The case study information to be collected will assist the Federal government, State and local governments, and communities in planning future strategies designed to promote sustainable policy, systems and environmental changes that improve public health. As a result of the CPPW program, powerful models of success are expected to emerge that can be replicated in other States and communities.
OMB approval is requested for two years. Information will be collected at the beginning of the CPPW funding period and again approximately 18 months post-award. The total estimated annualized burden to respondents is 678 hours. There are no costs to respondents other than their time.
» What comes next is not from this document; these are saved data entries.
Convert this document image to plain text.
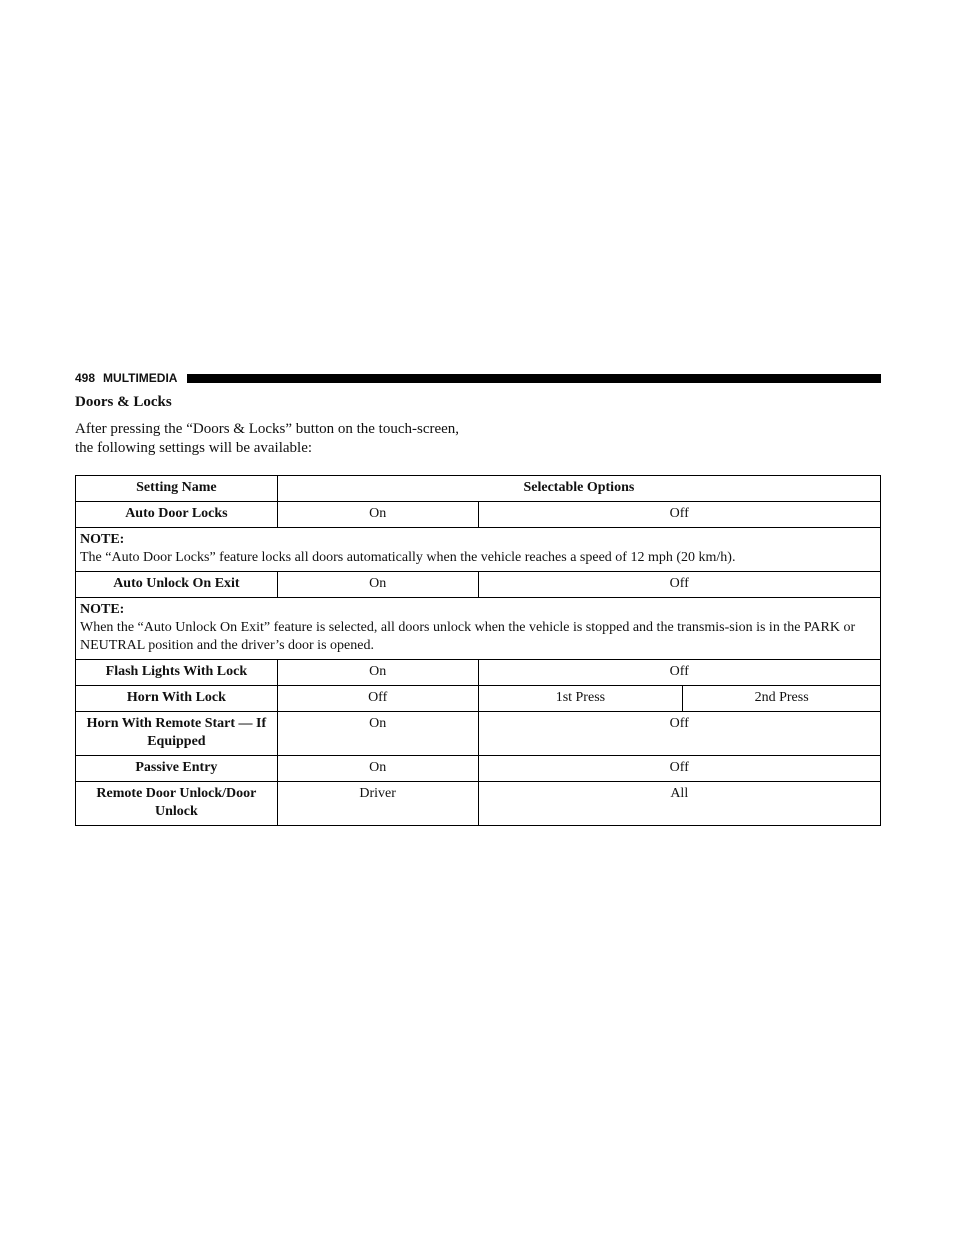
498 MULTIMEDIA
Doors & Locks
After pressing the “Doors & Locks” button on the touch-screen, the following settings will be available:
Setting Name	Selectable Options		
Auto Door Locks	On	Off	

NOTE:
The “Auto Door Locks” feature locks all doors automatically when the vehicle reaches a speed of 12 mph (20 km/h).			
Auto Unlock On Exit	On	Off	

NOTE:
When the “Auto Unlock On Exit” feature is selected, all doors unlock when the vehicle is stopped and the transmis-sion is in the PARK or NEUTRAL position and the driver’s door is opened.			
Flash Lights With Lock	On	Off	
Horn With Lock	Off	1st Press	2nd Press
Horn With Remote Start — If Equipped	On	Off	
Passive Entry	On	Off	
Remote Door Unlock/Door Unlock	Driver	All	
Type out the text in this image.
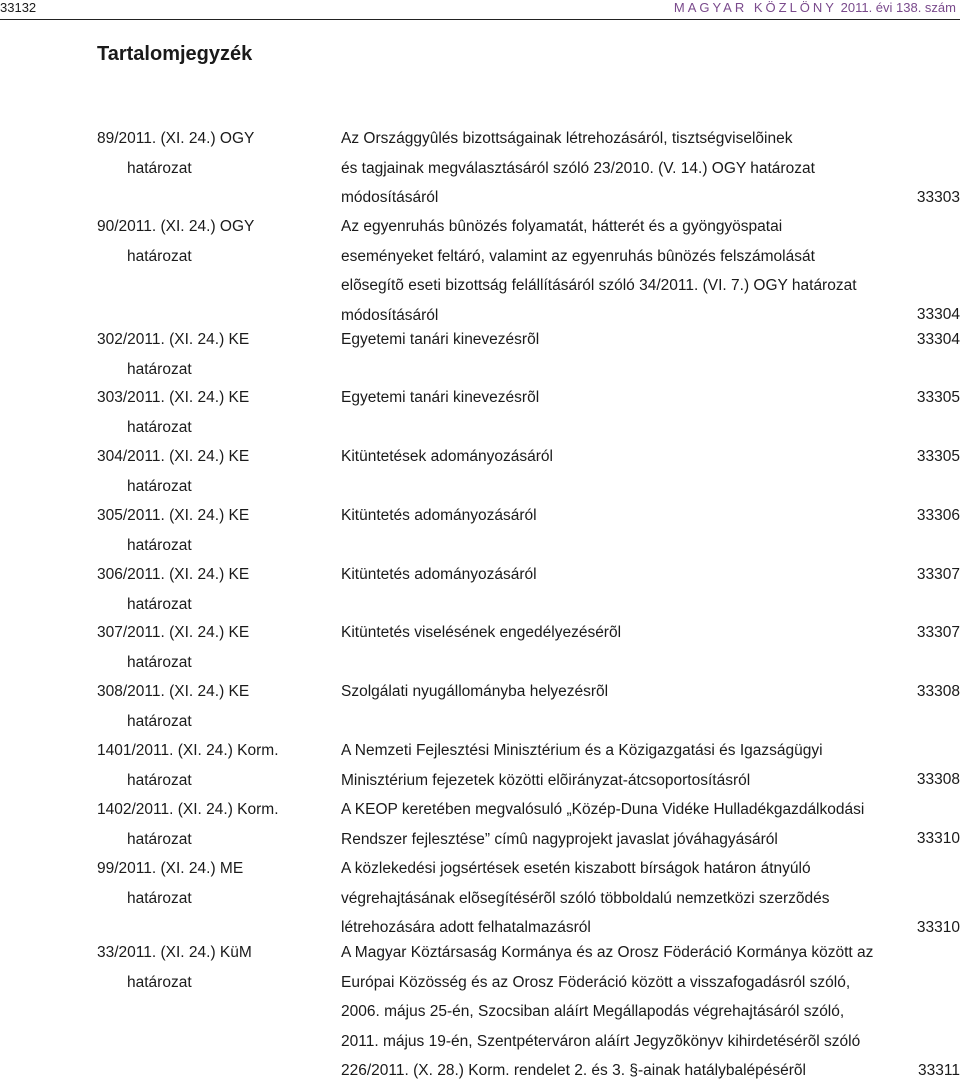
33132	MAGYAR KÖZLÖNY 2011. évi 138. szám
Tartalomjegyzék
89/2011. (XI. 24.) OGY
határozat
Az Országgyûlés bizottságainak létrehozásáról, tisztségviselõinek
és tagjainak megválasztásáról szóló 23/2010. (V. 14.) OGY határozat
módosításáról	33303
90/2011. (XI. 24.) OGY
határozat
Az egyenruhás bûnözés folyamatát, hátterét és a gyöngyöspatai
eseményeket feltáró, valamint az egyenruhás bûnözés felszámolását
elõsegítõ eseti bizottság felállításáról szóló 34/2011. (VI. 7.) OGY határozat
módosításáról	33304
302/2011. (XI. 24.) KE
határozat
Egyetemi tanári kinevezésrõl	33304
303/2011. (XI. 24.) KE
határozat
Egyetemi tanári kinevezésrõl	33305
304/2011. (XI. 24.) KE
határozat
Kitüntetések adományozásáról	33305
305/2011. (XI. 24.) KE
határozat
Kitüntetés adományozásáról	33306
306/2011. (XI. 24.) KE
határozat
Kitüntetés adományozásáról	33307
307/2011. (XI. 24.) KE
határozat
Kitüntetés viselésének engedélyezésérõl	33307
308/2011. (XI. 24.) KE
határozat
Szolgálati nyugállományba helyezésrõl	33308
1401/2011. (XI. 24.) Korm.
határozat
A Nemzeti Fejlesztési Minisztérium és a Közigazgatási és Igazságügyi
Minisztérium fejezetek közötti elõirányzat-átcsoportosításról	33308
1402/2011. (XI. 24.) Korm.
határozat
A KEOP keretében megvalósuló „Közép-Duna Vidéke Hulladékgazdálkodási
Rendszer fejlesztése” címû nagyprojekt javaslat jóváhagyásáról	33310
99/2011. (XI. 24.) ME
határozat
A közlekedési jogsértések esetén kiszabott bírságok határon átnyúló
végrehajtásának elõsegítésérõl szóló többoldalú nemzetközi szerzõdés
létrehozására adott felhatalmazásról	33310
33/2011. (XI. 24.) KüM
határozat
A Magyar Köztársaság Kormánya és az Orosz Föderáció Kormánya között az
Európai Közösség és az Orosz Föderáció között a visszafogadásról szóló,
2006. május 25-én, Szocsiban aláírt Megállapodás végrehajtásáról szóló,
2011. május 19-én, Szentpéterváron aláírt Jegyzõkönyv kihirdetésérõl szóló
226/2011. (X. 28.) Korm. rendelet 2. és 3. §-ainak hatálybalépésérõl	33311
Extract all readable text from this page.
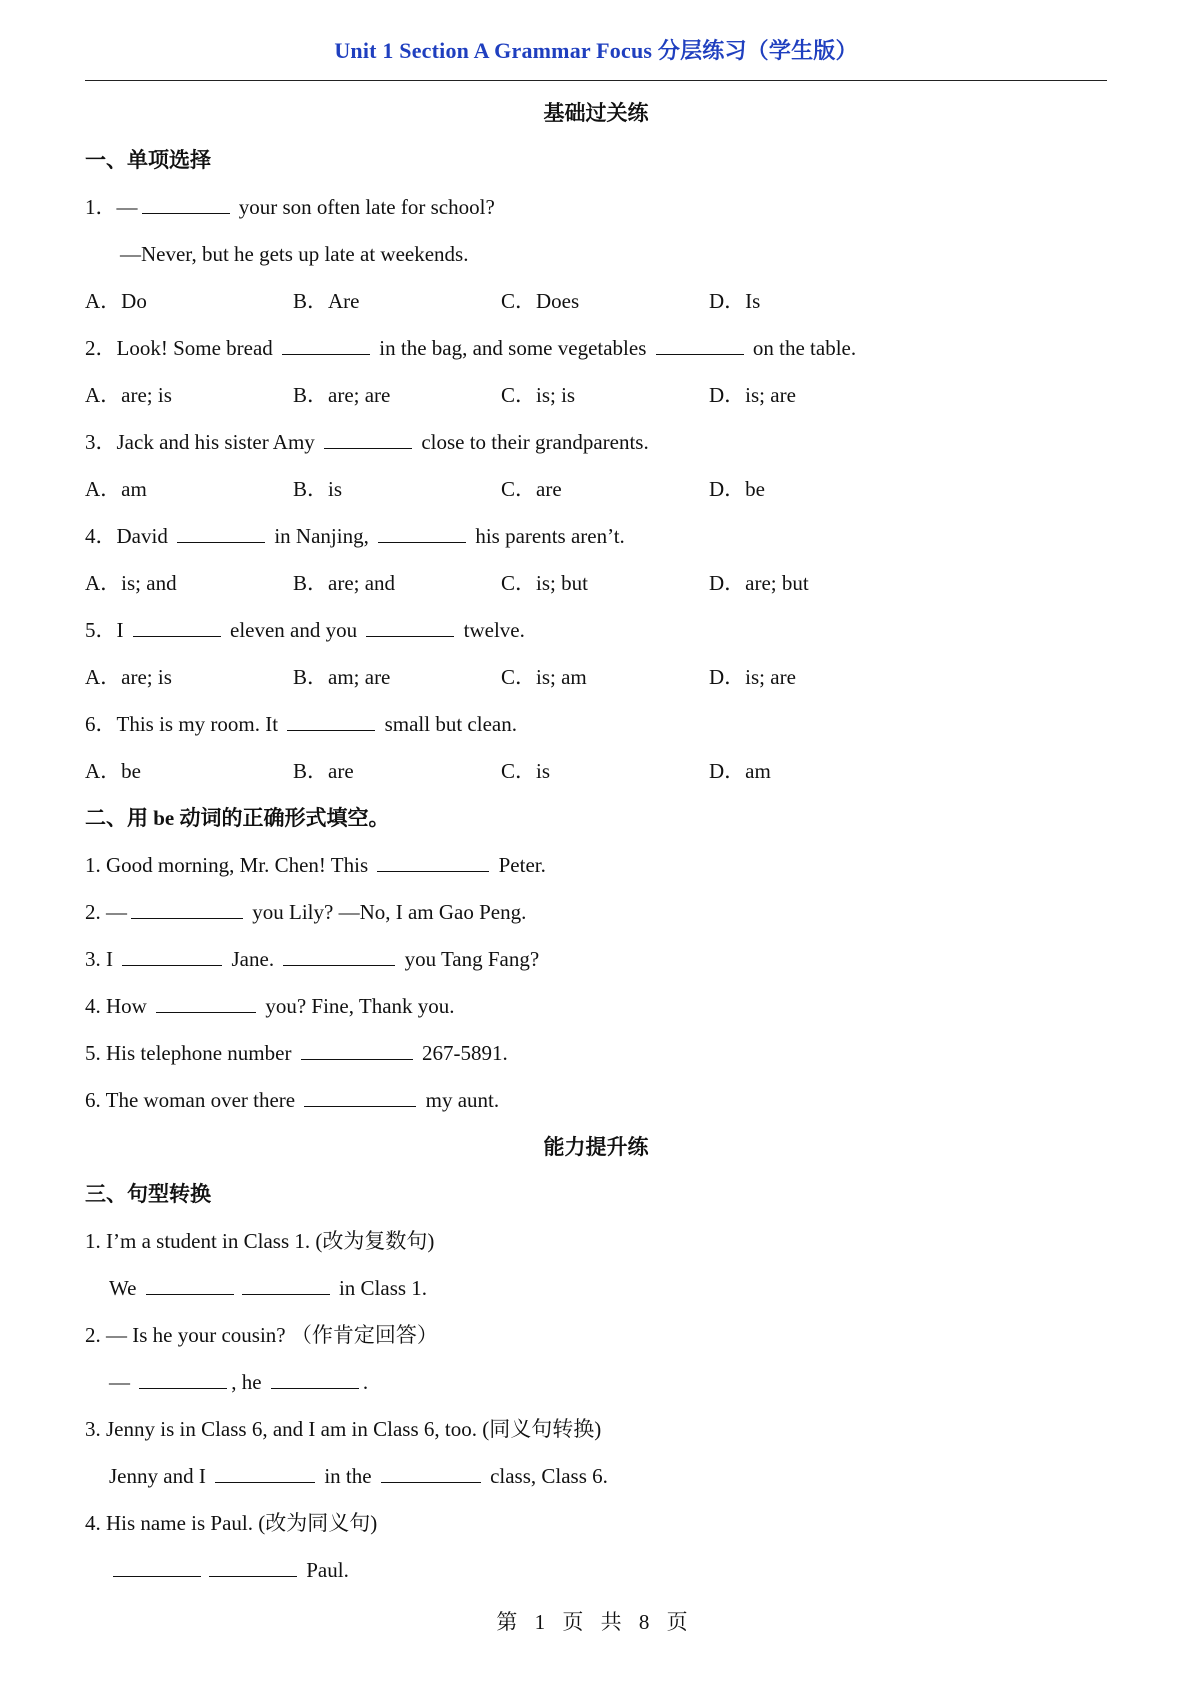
Unit 1 Section A Grammar Focus 分层练习（学生版）
基础过关练
一、单项选择
1．—	your son often late for school?
—Never, but he gets up late at weekends.
A．Do	B．Are	C．Does	D．Is
2．Look! Some bread	in the bag, and some vegetables	on the table.
A．are; is	B．are; are	C．is; is	D．is; are
3．Jack and his sister Amy	close to their grandparents.
A．am	B．is	C．are	D．be
4．David	in Nanjing,	his parents aren’t.
A．is; and	B．are; and	C．is; but	D．are; but
5．I	eleven and you	twelve.
A．are; is	B．am; are	C．is; am	D．is; are
6．This is my room. It	small but clean.
A．be	B．are	C．is	D．am
二、用 be 动词的正确形式填空。
1. Good morning, Mr. Chen! This	Peter.
2. —	you Lily? —No, I am Gao Peng.
3. I	Jane.	you Tang Fang?
4. How	you? Fine, Thank you.
5. His telephone number	267-5891.
6. The woman over there	my aunt.
能力提升练
三、句型转换
1. I’m a student in Class 1. (改为复数句)
We	in Class 1.
2. — Is he your cousin? （作肯定回答）
—	, he	.
3. Jenny is in Class 6, and I am in Class 6, too. (同义句转换)
Jenny and I	in the	class, Class 6.
4. His name is Paul. (改为同义句)
Paul.
第 1 页 共 8 页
|Type of respondents||Form name||Number of respondents||Number of responses per respondent||Average burden per response (in hrs)|
|CPPW Project Management||Interview Planning Tool||24||1||1|
|Interview Guide for Project Management and Staff||48||1||2|
|CPPW Project Staff||Worksheet for Scheduling Site Visit Interviews||24||1||5|
|Start Printed Page 65356|
|Interview Guide for Project Management and Staff||96||1||1.5|
|Community Partners, Leadership Team and Implementers (State and local govt.)||Interview Guide for Community Partners, Leadership Team and Implementers||72||1||1|
|Community Partnership, Leadership Team and Implementers (private sector)||Interview Guide for Community Partners, Leadership Team and Implementers||96||1||1|
|Policy/Decision Makers (State and local govt.)||Interview Guide for Policy/Decision Makers||48||1||45/60|
|Policy/Decision Makers (private sector)||Interview Guide for Policy/Decision Makers||120||1||45/60|
Dated: October 18, 2010.
Carol E. Walker,
Acting Reports Clearance Officer, Centers for Disease Control and Prevention.